Everyone Can Learn From How Marginalized Communities Use Social Media
Why I think social media can be good for your mental health if you curate your communities
An increase in the use of social media directly corresponds to a decrease in overall mental health and well-being, according to a number of studies conducted in the past 10 years. This seems to be particularly true for teens. One study from 2013 suggests Facebook may erode subjective well-being, or moment-to-moment happiness and overall life satisfaction. Another from 2017 studied looked at the relationship between social isolation and social media use and found that young adults who spent significant amounts of time on any of 11 well-known social media sites — including Facebook, Twitter, Instagram, and Snapchat — had far higher feelings of social isolation than those who visited the sites fewer than nine times per week. A third found a rise in mental health issues that directly corresponded with a sudden spike of social media, but only in young adults and adolescents.
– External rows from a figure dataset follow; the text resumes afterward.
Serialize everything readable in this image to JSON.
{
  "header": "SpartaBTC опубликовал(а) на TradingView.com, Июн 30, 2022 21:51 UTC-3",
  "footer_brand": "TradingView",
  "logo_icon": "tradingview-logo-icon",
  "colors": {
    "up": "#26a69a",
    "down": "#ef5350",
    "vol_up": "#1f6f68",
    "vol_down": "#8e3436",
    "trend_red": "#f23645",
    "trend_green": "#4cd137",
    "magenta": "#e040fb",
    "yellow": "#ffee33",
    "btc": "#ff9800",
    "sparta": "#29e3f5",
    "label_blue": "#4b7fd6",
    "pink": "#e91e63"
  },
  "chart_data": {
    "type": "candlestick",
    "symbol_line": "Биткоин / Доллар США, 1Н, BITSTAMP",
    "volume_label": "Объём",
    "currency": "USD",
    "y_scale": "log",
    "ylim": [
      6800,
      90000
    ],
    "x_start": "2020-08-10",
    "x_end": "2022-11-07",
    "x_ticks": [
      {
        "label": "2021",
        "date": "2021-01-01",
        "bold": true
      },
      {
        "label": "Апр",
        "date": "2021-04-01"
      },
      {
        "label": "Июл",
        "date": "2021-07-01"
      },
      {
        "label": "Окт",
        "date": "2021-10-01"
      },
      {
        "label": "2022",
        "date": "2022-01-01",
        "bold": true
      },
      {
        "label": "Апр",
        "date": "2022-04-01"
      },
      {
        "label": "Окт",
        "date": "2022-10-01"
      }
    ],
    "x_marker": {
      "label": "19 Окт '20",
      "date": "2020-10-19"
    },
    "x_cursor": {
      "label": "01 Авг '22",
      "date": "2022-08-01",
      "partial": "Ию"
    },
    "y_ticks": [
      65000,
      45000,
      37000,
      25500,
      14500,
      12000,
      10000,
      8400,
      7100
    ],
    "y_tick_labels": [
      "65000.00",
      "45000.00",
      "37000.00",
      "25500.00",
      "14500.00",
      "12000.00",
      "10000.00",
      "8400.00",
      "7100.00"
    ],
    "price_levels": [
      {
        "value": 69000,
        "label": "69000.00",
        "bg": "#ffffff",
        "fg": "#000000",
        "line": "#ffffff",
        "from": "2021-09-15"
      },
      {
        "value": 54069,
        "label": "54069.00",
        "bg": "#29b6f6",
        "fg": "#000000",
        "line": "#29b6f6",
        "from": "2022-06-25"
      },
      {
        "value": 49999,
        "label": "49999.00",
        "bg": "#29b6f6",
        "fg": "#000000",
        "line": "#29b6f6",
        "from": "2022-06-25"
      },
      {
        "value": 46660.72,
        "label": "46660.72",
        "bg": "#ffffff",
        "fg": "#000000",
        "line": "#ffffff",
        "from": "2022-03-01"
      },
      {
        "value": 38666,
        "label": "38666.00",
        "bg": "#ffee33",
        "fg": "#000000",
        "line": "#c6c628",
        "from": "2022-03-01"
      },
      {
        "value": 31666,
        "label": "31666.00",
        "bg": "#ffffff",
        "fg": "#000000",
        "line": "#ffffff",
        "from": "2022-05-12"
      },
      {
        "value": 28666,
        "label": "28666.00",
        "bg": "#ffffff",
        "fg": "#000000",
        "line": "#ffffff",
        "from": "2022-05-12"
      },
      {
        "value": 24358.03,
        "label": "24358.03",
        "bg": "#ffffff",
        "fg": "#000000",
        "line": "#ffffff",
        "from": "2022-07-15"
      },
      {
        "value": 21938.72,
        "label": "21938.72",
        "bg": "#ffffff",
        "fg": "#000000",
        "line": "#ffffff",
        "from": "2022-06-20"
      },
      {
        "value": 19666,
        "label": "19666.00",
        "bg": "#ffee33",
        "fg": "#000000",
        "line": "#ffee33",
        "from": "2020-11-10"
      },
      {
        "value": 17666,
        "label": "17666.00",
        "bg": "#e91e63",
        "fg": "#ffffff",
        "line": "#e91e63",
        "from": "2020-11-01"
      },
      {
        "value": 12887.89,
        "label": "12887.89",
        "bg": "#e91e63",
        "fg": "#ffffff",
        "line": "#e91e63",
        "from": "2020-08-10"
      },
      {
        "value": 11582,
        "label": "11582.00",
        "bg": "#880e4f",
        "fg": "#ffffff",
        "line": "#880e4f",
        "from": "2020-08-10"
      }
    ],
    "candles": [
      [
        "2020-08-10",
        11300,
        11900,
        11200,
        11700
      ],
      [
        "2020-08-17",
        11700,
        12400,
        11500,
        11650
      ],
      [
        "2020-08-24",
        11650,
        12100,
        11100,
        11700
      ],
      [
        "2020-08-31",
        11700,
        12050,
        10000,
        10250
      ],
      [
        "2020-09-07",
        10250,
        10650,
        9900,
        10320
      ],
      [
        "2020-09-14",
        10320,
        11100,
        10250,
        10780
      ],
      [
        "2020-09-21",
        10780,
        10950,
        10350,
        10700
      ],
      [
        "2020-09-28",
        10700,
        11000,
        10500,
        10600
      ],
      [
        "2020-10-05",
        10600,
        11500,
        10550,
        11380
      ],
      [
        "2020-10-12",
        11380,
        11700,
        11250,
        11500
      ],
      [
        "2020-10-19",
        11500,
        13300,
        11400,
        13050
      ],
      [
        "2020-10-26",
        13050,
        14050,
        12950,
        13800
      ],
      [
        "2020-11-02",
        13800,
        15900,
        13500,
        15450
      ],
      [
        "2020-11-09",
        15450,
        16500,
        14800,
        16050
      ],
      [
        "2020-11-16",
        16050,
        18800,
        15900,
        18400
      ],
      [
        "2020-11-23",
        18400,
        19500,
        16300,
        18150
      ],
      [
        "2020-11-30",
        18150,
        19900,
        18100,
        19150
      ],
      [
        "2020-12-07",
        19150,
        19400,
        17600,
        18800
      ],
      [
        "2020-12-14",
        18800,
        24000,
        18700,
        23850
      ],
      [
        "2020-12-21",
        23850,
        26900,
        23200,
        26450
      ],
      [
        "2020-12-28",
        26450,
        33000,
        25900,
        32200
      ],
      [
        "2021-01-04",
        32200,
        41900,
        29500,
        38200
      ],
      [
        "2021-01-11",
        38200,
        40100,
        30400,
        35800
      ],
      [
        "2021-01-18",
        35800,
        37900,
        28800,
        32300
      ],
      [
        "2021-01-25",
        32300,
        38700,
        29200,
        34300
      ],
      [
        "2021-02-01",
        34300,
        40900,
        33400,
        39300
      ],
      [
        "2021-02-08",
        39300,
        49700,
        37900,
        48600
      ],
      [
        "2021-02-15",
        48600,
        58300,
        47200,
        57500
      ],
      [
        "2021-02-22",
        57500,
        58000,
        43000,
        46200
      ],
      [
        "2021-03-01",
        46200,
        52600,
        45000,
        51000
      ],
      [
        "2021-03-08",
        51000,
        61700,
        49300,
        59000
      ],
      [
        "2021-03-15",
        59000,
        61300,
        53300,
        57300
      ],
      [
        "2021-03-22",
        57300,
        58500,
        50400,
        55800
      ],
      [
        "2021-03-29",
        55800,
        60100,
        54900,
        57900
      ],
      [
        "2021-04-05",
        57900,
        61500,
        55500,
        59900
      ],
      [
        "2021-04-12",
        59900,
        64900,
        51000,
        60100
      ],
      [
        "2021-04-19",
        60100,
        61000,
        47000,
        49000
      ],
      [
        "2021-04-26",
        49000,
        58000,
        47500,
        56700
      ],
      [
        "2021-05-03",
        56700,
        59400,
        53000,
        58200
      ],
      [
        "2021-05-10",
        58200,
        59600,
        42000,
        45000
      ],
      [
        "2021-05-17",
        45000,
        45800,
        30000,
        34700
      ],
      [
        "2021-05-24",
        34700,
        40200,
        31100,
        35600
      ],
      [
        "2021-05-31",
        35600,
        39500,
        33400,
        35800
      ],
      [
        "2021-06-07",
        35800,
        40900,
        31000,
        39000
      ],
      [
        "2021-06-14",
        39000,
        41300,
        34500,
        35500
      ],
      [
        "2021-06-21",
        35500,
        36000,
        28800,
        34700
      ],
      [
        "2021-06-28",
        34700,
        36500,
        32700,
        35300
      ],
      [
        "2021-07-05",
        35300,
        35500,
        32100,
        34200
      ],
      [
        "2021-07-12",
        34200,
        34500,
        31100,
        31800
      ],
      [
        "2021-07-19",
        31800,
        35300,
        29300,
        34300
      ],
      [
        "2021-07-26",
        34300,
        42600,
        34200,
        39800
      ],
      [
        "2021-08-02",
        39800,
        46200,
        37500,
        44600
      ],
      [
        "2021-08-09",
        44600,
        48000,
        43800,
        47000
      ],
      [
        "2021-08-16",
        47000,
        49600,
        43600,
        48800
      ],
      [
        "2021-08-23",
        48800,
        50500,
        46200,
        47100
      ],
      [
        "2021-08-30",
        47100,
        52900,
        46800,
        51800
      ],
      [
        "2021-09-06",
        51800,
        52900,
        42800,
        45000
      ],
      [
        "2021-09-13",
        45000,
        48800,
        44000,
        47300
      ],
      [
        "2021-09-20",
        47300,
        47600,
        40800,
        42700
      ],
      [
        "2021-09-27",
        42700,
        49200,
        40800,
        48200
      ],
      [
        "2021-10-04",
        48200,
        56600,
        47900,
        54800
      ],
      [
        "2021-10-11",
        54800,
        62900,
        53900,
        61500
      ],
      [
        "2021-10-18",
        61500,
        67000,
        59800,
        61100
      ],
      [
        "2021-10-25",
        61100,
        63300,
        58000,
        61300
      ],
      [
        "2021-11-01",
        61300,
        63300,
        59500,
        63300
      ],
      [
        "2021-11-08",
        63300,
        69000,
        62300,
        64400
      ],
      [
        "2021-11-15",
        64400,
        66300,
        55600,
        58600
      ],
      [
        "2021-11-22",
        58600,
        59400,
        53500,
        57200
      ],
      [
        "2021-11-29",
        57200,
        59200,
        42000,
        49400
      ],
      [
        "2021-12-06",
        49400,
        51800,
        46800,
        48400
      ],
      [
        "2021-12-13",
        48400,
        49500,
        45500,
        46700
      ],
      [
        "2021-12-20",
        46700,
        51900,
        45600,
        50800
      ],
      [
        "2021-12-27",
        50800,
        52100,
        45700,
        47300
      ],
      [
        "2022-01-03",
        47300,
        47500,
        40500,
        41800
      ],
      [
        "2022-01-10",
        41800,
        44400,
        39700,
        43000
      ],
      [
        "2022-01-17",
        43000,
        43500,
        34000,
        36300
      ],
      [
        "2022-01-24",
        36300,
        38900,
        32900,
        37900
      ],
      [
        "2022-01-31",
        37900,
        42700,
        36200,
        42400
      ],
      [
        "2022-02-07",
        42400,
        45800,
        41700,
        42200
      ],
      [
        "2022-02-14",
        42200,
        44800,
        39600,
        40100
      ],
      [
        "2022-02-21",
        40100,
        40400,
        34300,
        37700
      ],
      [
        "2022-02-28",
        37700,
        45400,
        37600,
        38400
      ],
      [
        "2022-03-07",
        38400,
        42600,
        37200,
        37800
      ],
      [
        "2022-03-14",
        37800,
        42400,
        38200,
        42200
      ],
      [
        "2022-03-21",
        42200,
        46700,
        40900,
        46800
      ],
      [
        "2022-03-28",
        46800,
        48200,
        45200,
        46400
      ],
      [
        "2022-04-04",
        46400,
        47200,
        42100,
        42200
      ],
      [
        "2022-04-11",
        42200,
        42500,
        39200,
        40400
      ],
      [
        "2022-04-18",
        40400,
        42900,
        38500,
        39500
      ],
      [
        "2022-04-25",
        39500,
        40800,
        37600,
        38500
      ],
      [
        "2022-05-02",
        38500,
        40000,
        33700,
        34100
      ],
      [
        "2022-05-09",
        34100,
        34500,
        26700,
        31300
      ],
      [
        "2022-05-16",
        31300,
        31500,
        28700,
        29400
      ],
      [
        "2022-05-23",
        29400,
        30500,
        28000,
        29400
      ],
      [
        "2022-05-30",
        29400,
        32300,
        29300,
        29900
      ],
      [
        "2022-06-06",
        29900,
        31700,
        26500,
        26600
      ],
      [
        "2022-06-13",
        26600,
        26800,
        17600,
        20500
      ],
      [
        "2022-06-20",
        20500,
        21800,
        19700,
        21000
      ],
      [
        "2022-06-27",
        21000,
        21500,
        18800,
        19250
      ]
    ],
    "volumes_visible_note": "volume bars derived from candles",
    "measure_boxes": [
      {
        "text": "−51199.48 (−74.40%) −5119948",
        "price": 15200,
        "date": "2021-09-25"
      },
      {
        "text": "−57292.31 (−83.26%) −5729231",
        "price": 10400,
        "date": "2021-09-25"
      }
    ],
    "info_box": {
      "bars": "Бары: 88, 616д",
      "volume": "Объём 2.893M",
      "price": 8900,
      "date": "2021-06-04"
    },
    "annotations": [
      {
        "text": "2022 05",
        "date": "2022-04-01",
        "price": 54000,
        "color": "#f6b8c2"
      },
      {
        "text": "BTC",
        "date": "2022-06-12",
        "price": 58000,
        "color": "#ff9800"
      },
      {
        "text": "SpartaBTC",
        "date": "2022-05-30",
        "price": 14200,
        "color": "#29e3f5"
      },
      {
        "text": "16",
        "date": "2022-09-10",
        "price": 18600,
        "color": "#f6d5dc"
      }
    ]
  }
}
According to these studies, we’d all be healthier if we deleted those social media apps. We’ve seen those people on our timelines—the ones who have the perfect job and the incredible relationships and spend all their time traveling. We’ve all had those moments of wondering why our life doesn’t look like that, of considering what we are doing wrong and how we can change it so our profile looks more like theirs. Why not just remove the apps altogether and avoid that exacerbation of our mental health challenges and any corresponding decrease in our overall life satisfaction?
One argument against this comes from within a set of communities that rarely surface in these studies of the impact of social media on mental health. Queer communities, communities of people with disabilities, and dislocated communities are all groups of folks for whom social media can be a support system when there are no others, whether or not an online friend is also a “real life” friend. These communities use social media to share wins, ask for support, and help folks feel included in networks. There are several lessons we can all learn from them.